Monday, June 24, 2013

What They Were Reading: Wallace Stegner

From a 1974 interview between James Day and “Wally” Stegner. The whole thing is fascinating, but the really good stuff starts at about the 22 minute mark:



STEGNER: I think probably there’s no point in teaching people who don’t have a noticeable gift. Often there’s no point in teaching people who do  have a noticeable gift, if they don’t have those qualities of character, or neurosis or whatever it is that keep them at it. If they can be stopped, they’ll stop.

DAY: What is the gift?

STEGNER: The gift is partly of the senses, I think. It’s basically a gift of the senses, a gift of observing and also, I suppose this is William James’ doctrine, the gift of quick association so that one thing suggests another and things go together to become something new and ahead. I’m not a psychologist and you’d better not follow my formula, but I think it has to do with senses in the first instance. And then it has to do with the gift of words. A lot of writers have been writers of some consequence, however, without the gift of words-Dreiser being one. He just comes over you like a tank leaving his tread tracks in your lawn, and he clanks and grinds and so on, but he does tear up your lawn alright. And he never wrote a good sentence in his life. Not a one, I think.

DAY: So how do you measure good fiction then?

STEGNER: I think the measure should be nothing that one person defines. I can tell you the kind of fiction that I like. That’s about the best I can do, and the kind of fiction that I like is a kind of fiction which is not only perceptive, and which has people in it who are plausible people, and which has some relation to real life.

DAY: It’s important to you that it do relate to real people.

STEGNER: Oh yes, I’m a realist. I never get over that. I told you I was a nineteenth century character.
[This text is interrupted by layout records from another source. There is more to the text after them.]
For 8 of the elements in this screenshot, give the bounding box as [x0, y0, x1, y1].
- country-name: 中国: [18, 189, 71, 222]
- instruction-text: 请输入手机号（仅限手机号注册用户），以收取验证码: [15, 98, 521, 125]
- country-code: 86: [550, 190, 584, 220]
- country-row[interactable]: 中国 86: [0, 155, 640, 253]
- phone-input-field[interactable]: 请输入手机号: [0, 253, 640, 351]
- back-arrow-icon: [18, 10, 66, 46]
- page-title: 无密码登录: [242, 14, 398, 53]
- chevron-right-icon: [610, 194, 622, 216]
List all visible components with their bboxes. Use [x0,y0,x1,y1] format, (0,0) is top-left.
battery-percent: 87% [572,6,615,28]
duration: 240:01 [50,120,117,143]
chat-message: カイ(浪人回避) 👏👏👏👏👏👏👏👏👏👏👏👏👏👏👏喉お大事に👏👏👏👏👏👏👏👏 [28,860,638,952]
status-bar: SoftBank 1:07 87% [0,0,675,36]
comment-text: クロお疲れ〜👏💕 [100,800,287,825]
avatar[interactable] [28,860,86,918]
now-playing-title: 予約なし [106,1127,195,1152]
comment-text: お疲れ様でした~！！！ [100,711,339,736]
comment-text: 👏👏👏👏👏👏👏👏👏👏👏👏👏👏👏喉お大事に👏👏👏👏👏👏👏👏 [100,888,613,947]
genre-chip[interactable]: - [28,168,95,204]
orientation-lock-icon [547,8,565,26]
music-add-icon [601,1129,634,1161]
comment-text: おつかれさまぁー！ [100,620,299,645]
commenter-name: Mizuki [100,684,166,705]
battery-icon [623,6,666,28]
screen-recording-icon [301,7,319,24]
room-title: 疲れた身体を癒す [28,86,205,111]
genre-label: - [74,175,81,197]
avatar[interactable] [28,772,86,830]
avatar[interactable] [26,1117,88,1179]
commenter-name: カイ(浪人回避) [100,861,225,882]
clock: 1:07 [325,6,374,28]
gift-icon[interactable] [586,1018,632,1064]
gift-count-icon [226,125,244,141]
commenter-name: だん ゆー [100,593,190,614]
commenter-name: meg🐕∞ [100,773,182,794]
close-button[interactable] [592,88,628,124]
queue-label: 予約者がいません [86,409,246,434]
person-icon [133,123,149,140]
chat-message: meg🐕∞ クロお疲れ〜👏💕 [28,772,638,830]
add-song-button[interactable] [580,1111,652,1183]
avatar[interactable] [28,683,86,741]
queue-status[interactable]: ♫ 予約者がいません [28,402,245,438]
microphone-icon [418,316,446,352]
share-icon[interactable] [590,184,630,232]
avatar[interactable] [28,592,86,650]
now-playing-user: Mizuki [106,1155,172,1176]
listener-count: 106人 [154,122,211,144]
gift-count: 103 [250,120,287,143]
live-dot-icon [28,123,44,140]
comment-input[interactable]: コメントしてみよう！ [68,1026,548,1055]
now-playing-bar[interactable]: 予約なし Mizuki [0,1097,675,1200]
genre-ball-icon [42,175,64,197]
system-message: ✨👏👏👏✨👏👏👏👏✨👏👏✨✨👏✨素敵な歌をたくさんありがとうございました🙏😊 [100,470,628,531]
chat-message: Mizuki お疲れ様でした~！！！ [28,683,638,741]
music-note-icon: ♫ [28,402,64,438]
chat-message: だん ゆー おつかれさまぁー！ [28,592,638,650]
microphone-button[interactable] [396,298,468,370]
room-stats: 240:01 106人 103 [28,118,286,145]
I don’t know what it’s about unless it’s about real life. I don’t see any point in turning real life upside down, unless what you’re doing gives you a better look at real life, like looking at a view through your spraddled legs. That’s alright. I don’t mind that. But the ultimate thing is that illusion of reality, and some kind of commentary on reality. So I would guess that anybody who has something to say about reality, who can say it in memorable ways is going to appeal to me. And sometimes they get away with it even if they can’t say it in memorable ways. If they have, as Dreiser had, every gift of the novelist, except the verbal gift. He’s a great feeler. He knows how people feel in certain situations, and he is structurally, a man who can build bridges that reach from here to there. They go from bank to bank. But I guess if I were picking the kinds of people that I like best, what is good fiction, I would pick people like Checkov, Conrad, Turgenev. I seem to be very Slavic about it. Those are the people I’d take to my desert island if I had to take some three.